On strong type checking in PHP, and the opportunities it presents today.
Coming from a dynamic language background, mostly PHP and python, I was pleasantly surprised by the way the Rust compiler has your back and figures out most of the runtime issues at compile time. In my role as a cloud architect who supports a large PHP web application, I would love to have that certainty for all our code that gets pushed to production.
There are static code analysis tools that try to cover that gap, and while they do a good job at trying to infer types based on usage, if the codebase you are trying to analyse doesn’t have a lot of type information (either via types in functions/method definitions or PHPDocs) there is only so much they can do.
What was unclear to me, however, was just how far those static analysis tools could go and how much error handling you can get from them if you are thoughtful about the type information you give them.
Inspired by that question, I set out to build a PHP library that attempts to have a similar interface to the Rust Iterator trait. The reasoning behind this choice was three-:
- Rust’s Iterator interface is a lot more friendly than PHP array functions. Also it does lazy iteration by default, which I though would be an interesting thing to implement.

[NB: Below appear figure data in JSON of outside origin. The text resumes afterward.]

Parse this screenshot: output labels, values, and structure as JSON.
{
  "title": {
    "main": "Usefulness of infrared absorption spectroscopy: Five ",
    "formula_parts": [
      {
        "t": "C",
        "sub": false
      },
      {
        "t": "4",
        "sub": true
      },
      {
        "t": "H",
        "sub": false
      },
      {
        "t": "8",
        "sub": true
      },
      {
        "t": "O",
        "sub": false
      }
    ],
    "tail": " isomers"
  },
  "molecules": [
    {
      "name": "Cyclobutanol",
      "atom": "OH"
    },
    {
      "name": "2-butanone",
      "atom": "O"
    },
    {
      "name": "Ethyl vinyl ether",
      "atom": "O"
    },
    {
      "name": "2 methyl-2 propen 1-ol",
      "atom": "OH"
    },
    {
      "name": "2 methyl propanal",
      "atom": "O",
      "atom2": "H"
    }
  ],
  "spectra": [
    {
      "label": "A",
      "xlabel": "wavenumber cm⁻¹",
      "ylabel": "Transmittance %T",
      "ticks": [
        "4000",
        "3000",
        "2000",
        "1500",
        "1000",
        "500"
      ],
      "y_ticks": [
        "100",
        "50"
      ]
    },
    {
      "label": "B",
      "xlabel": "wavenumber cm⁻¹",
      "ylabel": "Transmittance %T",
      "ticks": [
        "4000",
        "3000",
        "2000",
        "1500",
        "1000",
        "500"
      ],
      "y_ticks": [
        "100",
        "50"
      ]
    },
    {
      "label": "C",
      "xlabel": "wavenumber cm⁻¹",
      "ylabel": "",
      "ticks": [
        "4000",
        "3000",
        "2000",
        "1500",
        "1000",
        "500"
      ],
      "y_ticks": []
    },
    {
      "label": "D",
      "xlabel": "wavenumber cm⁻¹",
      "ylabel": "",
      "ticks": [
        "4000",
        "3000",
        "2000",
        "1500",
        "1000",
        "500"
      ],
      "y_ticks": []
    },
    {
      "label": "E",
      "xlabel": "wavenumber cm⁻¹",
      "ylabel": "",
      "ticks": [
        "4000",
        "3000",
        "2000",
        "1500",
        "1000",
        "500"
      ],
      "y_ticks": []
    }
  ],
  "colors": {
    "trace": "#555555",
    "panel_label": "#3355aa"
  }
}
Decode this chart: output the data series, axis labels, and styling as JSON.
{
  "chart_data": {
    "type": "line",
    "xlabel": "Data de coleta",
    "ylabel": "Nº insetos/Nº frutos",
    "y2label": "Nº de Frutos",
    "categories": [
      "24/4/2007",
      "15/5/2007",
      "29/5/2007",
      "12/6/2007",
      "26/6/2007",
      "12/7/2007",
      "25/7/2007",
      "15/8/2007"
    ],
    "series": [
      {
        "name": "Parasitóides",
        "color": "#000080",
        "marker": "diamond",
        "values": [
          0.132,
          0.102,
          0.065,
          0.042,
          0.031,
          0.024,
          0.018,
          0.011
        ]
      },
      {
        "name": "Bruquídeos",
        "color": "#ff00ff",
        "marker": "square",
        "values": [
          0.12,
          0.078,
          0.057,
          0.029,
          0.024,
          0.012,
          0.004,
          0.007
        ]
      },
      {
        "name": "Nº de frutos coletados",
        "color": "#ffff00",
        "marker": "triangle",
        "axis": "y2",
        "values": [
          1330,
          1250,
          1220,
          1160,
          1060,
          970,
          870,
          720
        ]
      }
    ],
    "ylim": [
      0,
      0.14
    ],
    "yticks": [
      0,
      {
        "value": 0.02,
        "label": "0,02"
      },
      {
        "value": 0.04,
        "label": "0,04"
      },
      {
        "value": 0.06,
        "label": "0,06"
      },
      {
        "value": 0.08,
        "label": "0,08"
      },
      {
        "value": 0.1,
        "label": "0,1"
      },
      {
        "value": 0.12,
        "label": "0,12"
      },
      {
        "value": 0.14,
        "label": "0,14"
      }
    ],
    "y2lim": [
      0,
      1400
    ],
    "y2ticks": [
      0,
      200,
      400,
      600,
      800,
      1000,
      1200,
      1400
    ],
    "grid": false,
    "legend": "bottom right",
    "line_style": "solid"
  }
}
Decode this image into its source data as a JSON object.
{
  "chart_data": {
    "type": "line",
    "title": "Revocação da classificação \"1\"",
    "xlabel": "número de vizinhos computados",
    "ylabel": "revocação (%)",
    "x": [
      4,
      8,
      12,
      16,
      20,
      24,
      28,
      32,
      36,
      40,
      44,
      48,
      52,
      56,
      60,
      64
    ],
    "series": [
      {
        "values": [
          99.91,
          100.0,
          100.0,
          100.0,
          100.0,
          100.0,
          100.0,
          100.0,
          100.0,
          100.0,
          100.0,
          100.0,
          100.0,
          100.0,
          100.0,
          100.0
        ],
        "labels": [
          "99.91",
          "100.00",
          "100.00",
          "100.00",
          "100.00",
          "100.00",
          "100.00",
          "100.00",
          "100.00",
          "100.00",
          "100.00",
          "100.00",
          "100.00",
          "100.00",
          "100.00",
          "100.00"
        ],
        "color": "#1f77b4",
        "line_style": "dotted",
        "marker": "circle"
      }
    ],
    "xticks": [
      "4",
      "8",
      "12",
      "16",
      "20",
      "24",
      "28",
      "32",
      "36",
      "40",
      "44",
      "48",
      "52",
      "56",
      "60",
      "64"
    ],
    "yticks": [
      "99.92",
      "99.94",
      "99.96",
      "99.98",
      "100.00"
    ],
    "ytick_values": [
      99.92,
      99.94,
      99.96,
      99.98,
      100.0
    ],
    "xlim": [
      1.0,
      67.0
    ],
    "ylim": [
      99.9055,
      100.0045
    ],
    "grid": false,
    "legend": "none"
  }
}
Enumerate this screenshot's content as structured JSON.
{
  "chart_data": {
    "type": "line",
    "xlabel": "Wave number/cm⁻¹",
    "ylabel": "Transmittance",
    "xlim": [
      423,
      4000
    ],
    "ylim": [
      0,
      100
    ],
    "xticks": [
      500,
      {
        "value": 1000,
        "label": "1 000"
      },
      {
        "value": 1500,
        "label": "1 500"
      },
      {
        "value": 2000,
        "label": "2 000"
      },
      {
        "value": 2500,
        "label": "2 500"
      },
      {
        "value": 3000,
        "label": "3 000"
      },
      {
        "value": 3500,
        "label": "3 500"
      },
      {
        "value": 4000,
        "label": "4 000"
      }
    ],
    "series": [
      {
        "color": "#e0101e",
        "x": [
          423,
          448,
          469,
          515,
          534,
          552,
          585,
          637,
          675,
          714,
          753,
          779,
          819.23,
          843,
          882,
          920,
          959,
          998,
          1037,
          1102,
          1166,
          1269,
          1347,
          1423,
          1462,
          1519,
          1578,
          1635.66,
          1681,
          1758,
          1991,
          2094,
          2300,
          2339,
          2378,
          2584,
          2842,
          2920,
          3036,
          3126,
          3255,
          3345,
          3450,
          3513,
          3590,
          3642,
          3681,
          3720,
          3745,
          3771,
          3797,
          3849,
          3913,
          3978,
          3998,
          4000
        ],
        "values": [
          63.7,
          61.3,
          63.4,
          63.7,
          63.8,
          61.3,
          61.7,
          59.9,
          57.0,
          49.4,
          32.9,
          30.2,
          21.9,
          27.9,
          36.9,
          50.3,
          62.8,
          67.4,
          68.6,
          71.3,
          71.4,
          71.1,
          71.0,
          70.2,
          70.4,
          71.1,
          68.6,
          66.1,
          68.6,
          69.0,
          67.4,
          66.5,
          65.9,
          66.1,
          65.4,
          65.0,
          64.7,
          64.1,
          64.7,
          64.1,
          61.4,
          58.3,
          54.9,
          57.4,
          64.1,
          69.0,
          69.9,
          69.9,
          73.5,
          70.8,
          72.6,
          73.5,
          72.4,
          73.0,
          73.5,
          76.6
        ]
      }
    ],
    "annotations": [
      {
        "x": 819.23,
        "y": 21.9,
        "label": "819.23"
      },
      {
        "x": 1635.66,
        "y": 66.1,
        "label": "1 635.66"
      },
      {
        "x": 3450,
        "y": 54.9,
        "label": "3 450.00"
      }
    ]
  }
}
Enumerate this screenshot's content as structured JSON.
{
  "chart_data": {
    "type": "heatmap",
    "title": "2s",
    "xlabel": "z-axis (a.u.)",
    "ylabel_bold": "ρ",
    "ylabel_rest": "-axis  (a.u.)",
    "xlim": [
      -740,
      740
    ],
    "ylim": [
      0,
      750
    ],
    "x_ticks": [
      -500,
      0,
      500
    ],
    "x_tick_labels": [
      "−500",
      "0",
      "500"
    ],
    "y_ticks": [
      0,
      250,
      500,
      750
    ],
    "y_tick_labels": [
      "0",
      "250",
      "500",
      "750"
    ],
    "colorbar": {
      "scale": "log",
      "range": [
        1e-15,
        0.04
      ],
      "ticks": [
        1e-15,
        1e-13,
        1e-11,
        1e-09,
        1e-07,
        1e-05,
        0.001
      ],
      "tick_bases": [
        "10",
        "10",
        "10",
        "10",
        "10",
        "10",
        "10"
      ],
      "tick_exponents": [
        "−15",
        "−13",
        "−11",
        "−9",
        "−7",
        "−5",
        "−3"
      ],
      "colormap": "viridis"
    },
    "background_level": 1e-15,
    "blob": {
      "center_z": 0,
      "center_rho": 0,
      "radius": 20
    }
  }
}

- I wanted to replicate the way Rust checks the functions you pass to the different methods and statically validates if types match along the entire way.
I am very happy with the results. You can take a look at the library here, also available via composer here.
But back to the tools, I think there is a couple of lessons learned, both from the experience and from using it day to day, that I think should be shared with the rest of the community:
Use static code analysis tools in your PHP projects
I don’t see this recommended as much as I think it should be. I think tools like Phan, phpstan or psalm should be part of the standard PHP application toolkit as much as PHPunit is today, and as with writing tests, it’s best if you incorporate them from the start. Similarly, make sure you run them in your CI pipeline. I can’t tell you how many bugs we caught before they reached production because of Phan.
Start writing typed code, annotate existing code before converting it
As I said above, the tools work as well as you let them. For new code, be as explicit with your types as possible.
Adding types to existing code can be a lot more complex, especially if you don’t have a robust testing suite. Luckily these tools have you covered by the way of annotations, which allow you to get the benefit of adding type information without changing the semantics of existing code. Over time, and with the confidence that the tools give you, you can set the actual types of your function parameters, knowing that any case of it being called with a different type has already been caught.
Don’t be constrained by the current PHP type system
This was the biggest lesson learned for me from writing the library. It makes heavy use of Generics to be able to catch the kind of errors I was after. I.e., calling map on an array of Foo
instances and on the closure calling a method that doesn’t exist in Foo
.
Just to show a bit of the magic, let me show you what the map
method looks like:
From a types perspective, the map
operation is defined as follow:
- It takes an iterator over elements of type A
- It also takes a function that takes a parameter of type A, and returns value of type B
- It returns an iterator over elements of type B
So how do we translate that to something which, in this case, phpstan can understand? Using PHPDocs.
First, we define the generic types of our iterator, in our case, the LazyIter
class.
/**
* @template TKey
* @template TValue
*/
class LazyIter {
For the sake of the example we only care about TValue
, which is the type of the iterator elements. Tkey
is there due to some internal implementation details, and is constant across the map operation.
Then, we define the map method:
/**
* @template UValue
* @param callable(TValue): UValue $callable
* @return LazyIter<TKey,UValue>
*/
function map(callable $callable): LazyIter {
return new LazyIter(new Iterators\MapIterator($this->iterator,$callable));
}
There is a bit to unpack there.
- We are defining a new type
UValue
. This will be the type of the new iterator. - We specify that the function we’ll receive is a callable takes a
TValue
(ie: the type of our original iterator) and returns aUValue
. - We specify that the method returns a new instance of our Iterator with types
TKey
andUValue
And that’s it. Well not quite, there is still an implementation to do. But the important point is that you can enforce that specification both ways.
You can validate that your implementation matches it using these tools, but also anyone calling your code, assuming they use these tools will get an error if they use it incorrectly.
What kind of errors? They’ll probably vary from tool to tool, but this is what phpstan reports:
LazyIter::fromArray(["one","two","three","four"])
->map(fn(int $n): int => $n * 2)
->collect();Parameter #1 $callable of method LazyIter\LazyIter<int,string>::map() expects callable(string): int, Closure(int): int given.
And just to clarify, this is all happening without ever executing the code. It’s the tools inferring the types based on the array passed, and then validating that the types of the callable passed to map match the specification of what they should be.
That was a complex example, but hopefully it serves as a good illustration of how far these tools can go, and the value you can get from them. And, also, as an illustration of things that aren’t part of the language today which you can leverage for your own projects.